We don’t bundle CUDA library, we rely on system installed CUDA.
We detect CUDA at runtime by trying to load libcudart.so file from system.

If we are using strict mode, doesn’t that means the detection will fail silently?

Strict snaps live in a mount namespace, they don’t usually see the hosts system libraries and it’s generally an antipattern to rely on them, so looking for cudart in the normal locations will certainly fail, whether it’s silent or not I wouldn’t know, that depends on your own code.

You could possibly use system-backup or system-files interfaces to try and access the host libraries explicitly, but by shipping cudart.so yourself, you end up not having to rely on the host libraries at all. Assuming the user already has NVidia drivers installed that support the cudart.so you ship, then they wouldn’t have to install CUDA system wide at all.

We won’t be able to bundle the CUDA library in our tool.

  1. The CUDA and cudnn library are huge and our library jar is only a few mb
  2. We support wide range of CUDA version, it doesn’t make sense to bundle all versions
  3. CUDA is optional in our tool, if user only want to benchmark on CPU, they don’t need CUDA at all.
  4. We don’t know which version of CUDA user want to run benchmark. We assume user installed version is the one. This way we don’t need prompt user to select a CUDA version.

I can agree with the size complaints, even with compression snap provides, CUDA does bloat downloads. On the other hand, it’s Canonical paying the bill ;). There were previous discussions about resolving this by the use of content snaps to help deduplication but as far as I’m aware this hasn’t gotten anywhere yet.

What stands out to me most there is CuDNN, as far as I know of NVidia’s current licensing (not a lawyer), CuDNN cannot be redistributed which ruins the ability to ship these libraries inside the snap. Legally, the user needs to acquire this themselves.

I would still suggest looking into the system-files/system-backup interfaces. Since these can expose the host system, you could potentially use the host CUDA libs in a strict snap. You’d need to add them in $LD_LIBRARY_PATH (and also keep in mind the gnome-extension, which will handle some other environment issues, but you could replace the gnome-extension with something smaller too if preferred).

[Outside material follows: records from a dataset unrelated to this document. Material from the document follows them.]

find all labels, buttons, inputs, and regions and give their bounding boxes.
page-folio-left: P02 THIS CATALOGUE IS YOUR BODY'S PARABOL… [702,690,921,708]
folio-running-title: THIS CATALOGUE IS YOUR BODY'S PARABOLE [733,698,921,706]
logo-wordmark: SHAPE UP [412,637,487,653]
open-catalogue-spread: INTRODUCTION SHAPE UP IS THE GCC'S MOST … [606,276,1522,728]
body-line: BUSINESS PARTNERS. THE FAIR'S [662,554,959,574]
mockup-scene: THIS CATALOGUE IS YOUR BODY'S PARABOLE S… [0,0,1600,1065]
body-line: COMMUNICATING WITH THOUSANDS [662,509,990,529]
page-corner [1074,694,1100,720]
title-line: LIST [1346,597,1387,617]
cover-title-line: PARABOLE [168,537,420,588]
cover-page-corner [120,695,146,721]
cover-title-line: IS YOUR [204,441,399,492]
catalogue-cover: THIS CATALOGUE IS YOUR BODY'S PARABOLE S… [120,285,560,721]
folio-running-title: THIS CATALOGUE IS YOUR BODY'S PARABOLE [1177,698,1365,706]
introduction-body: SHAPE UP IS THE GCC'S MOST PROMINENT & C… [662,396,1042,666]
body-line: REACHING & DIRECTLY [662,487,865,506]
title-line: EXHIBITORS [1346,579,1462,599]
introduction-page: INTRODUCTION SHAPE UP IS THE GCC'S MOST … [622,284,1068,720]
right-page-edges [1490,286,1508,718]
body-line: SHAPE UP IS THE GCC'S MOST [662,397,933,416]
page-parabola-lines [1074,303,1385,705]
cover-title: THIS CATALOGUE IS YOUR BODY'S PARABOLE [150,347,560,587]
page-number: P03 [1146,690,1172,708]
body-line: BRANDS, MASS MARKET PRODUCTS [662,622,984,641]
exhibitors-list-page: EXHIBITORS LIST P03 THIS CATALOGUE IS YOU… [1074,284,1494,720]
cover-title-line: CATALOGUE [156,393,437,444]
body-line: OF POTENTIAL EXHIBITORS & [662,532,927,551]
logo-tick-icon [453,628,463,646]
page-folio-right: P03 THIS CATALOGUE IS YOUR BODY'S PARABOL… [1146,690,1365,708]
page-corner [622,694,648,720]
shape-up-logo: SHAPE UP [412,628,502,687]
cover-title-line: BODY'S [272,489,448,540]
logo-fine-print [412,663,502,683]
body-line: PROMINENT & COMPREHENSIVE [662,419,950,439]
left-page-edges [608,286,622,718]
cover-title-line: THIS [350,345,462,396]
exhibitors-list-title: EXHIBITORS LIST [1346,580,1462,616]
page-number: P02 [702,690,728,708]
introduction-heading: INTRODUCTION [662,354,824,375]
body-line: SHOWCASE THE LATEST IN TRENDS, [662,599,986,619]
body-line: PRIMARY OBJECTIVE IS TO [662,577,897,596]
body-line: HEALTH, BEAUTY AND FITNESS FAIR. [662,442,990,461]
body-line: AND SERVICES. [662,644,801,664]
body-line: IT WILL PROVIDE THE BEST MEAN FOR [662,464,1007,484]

So my hopefully helpful opinion to the reviewers here (keep in mind I’m not a reviewer) is that the requirement for CuDNN in particular is a pretty severe limitation in the strict model, and at a minimum to be functional for users who’d want that functionality, system-backup or system-files would be needed.

Thanks for the advice.

The more I look into this, the more I believe we have to use classic mode:

  1. We are a wrapper on top of other DeepLearning frameworks: PyTorch, TensorFlow, MXNet …, it’s would very hard for us to understand how each framework access the system. So it very hard to list all the path of library the tool will need for different linux distribution.
  2. We allows user to load custom shared library at runtime (custom operators for different hardware accelerator, like AWS Infererentia chip). We don’t really know where those library will be installed.
  3. As a performance benchmark tool, we monitor CPU and memory utilization, not clear to me if that will hit any permission issue.

@alexmurray

In # Process for reviewing classic confinement snaps document listed one of criteria that might requires classic:

running arbitrary command (esp if user-configurable such as a developer tool to organize dev environments)

We have many use cases that allows user to load arbitrary .so file:

  1. Load external libtorch.so/libmxnet.so/libtensorflow.so etc to benchmark user custom build of deeplearning framework.
  2. Load external hardware accelerator driver, like AWS Inferencia Chip, or AWS Elastic Inference Accelerator.
  3. Load extra shared library to support custom operators that being used by the model. Both PyTorch and MXNet support custom operators.

Would you please approve classic request based on above use case?

@pedronis, can you please analyze this request?

Thanks!

On further review, I think djlbench more closely fits within the debug tools category for classic confinement - ie. it is used by developers to benchmark their machine learning models which is pretty close to the activity of debugging. Also it does require access to arbitrary files / libraries already on the system. As such, I think it meets the criteria for classic confinement.

@advocacy can you please perform publisher vetting?

I agree with this analysis. We do want in the future to work to have ways for snaps to access transparently this kind of libraries from the host or from snaps, at which point the situation could be reconsidered.

@deepjavalibrary Is there an official domain/page for the library I could check please?

Here is the information

Our website: https://djl.ai
Out main github repo: https://github.com/deepjavalibrary/djl
The folder for djl-bench: https://github.com/deepjavalibrary/djl/tree/master/extensions/benchmark

Thanks for the info, can I also ask you to pm me the official contact email for djl.ai please?